CalCalcs and the udunits library


The udunits library is a handy set of routines that translate between different units. Also included in version 1 of the library were some routines to handle dates and times. In particular, routine utCalendar could convert temporal intervals into dates, for example, converting "3 days since 1901-01-01" into the date "1901-01-04". Routine utInvCalendar did the reverse transform, for example, converting the date "1901-01-04" into "3 days since 1901-01-01". You could specify the date the conversions were referenced to and the time interval, so you could as easily work in "milliseconds since 1875-09-15 12:00" or many other units.

The udunits library is widely used in the field of climate research, so I wrote utCalendar_cal and utInvCalendar_cal, which extended these routines to support the calendars typically used by climate models.

 

Version 2 of the udunits library


When version 2 of the udunits library was released, the new API did not include a direct replacement for the utCalendar/utInvCalendar functionality. Additionally, the documentation for the version 2 library states:

"I've come to believe, however, that creating such a unit [a calendar-referenced date unit] was a mistake, primarily because users try to use the unit in ways for which it was not designed (such as converting dates in a calendar whose year is exactly 365 days long). Such activities are much better handled by a dedicated calendar package. Please be careful about using timestamp-units."

In the source code itself, routine unitcore.c, a comment on the calendar-referenced date unit states:

"A wrong-headed unit that shouldn't exist but does for backward compatibility. It was intended to provide similar functionality as the GalileanUnit, but for time units (e.g., "seconds since the epoch"). Unfortunately, people try to use it for more than it is capable (e.g., days since some time on an imaginary world with only 360 days per year)."

 

 

 

The CalCalcs routines


The above make me concerned that support for the calendrical calculations might be dropped in a future version. And since I was rewriting the utCalendar_cal and utInvCalendar_cal routines to support the udunits library version 2 anyway, I figured I might as well replace all the calendar functionality of the udunits library.

Here is how I structured it.

The CalCalcs routines themselves work only in integer days, and use no code or calls to the udunits libray (either version 1 or 2). They are completely stand-alone. The are in their own file ("calcalcs.c") and have their own header ("calcalcs.h"), and can be compiled without linking to the udunits library.

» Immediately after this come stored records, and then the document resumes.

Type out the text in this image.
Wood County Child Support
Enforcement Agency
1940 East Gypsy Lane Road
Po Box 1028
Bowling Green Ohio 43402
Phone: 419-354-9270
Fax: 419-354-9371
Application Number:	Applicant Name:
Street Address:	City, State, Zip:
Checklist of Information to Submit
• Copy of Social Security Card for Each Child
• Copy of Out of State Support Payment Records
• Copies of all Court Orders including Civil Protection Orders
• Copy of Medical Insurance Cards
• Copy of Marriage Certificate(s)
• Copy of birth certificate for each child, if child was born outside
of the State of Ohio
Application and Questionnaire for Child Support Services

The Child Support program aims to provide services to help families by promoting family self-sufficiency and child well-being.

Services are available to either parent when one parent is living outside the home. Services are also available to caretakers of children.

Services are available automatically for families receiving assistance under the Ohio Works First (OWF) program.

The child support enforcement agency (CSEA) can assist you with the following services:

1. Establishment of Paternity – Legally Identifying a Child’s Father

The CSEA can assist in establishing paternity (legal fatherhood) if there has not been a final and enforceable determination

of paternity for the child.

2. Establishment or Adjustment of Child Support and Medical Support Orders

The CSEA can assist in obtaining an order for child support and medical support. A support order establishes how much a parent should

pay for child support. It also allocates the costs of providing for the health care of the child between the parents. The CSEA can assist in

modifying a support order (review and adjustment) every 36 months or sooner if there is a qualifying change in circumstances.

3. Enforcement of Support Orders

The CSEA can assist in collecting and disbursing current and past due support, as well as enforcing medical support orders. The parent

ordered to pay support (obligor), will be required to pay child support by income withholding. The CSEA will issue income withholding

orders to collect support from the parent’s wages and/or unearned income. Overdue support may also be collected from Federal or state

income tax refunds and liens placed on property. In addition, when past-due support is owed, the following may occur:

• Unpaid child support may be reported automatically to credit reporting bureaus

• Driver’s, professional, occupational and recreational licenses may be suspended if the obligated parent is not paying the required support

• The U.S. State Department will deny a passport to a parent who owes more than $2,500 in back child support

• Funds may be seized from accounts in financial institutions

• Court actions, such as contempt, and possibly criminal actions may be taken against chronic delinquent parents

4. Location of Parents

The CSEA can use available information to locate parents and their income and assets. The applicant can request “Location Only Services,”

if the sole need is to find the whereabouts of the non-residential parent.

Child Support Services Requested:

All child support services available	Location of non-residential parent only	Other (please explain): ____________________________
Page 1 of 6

The new routines utCalendar2_cal and utInvCalendar2 both 1) provide a replacement for the old version 1 routines that work with the version 2 library; and 2) extend those new routines to calendars used by climate models. These routines use the udunits library only for two things: parsing the units string, and converting between time units (such as days to seconds, or seconds to hours). They do not use any udunits routines or calls for any calendrical computations. They are in a separate source and header file ("utCalendar2_cal.c" and "utCalendar2_cal.h"). If you use utCalendar2_cal.c you must also include calcalcs.c and link the result with the udunits library.

 

 

 

How the udunits library behaves


Because utCalendar2_cal and utInvCalendar2_cal use the udunits library to parse the units string, they inherit some behavior from the udunits-2 library. If you are not aware of that behavior, you might occasionally be surprised by how it acts.

First off, udunits silently and unavoidably converts any reference to "year 0" into year 1. So if you are using the utCalendar2_cal/utInvCalendar2_cal routines, anytime you pass a reference to year 0 in the units string -- for example, by specifying "days since 0000-01-01" -- it will be exactly as if you had specified "days since 0001-01-01". This is even true if you specify a noleap or 360_day calendar. My best advice is to never use "year 0" as a reference year in a udunits string.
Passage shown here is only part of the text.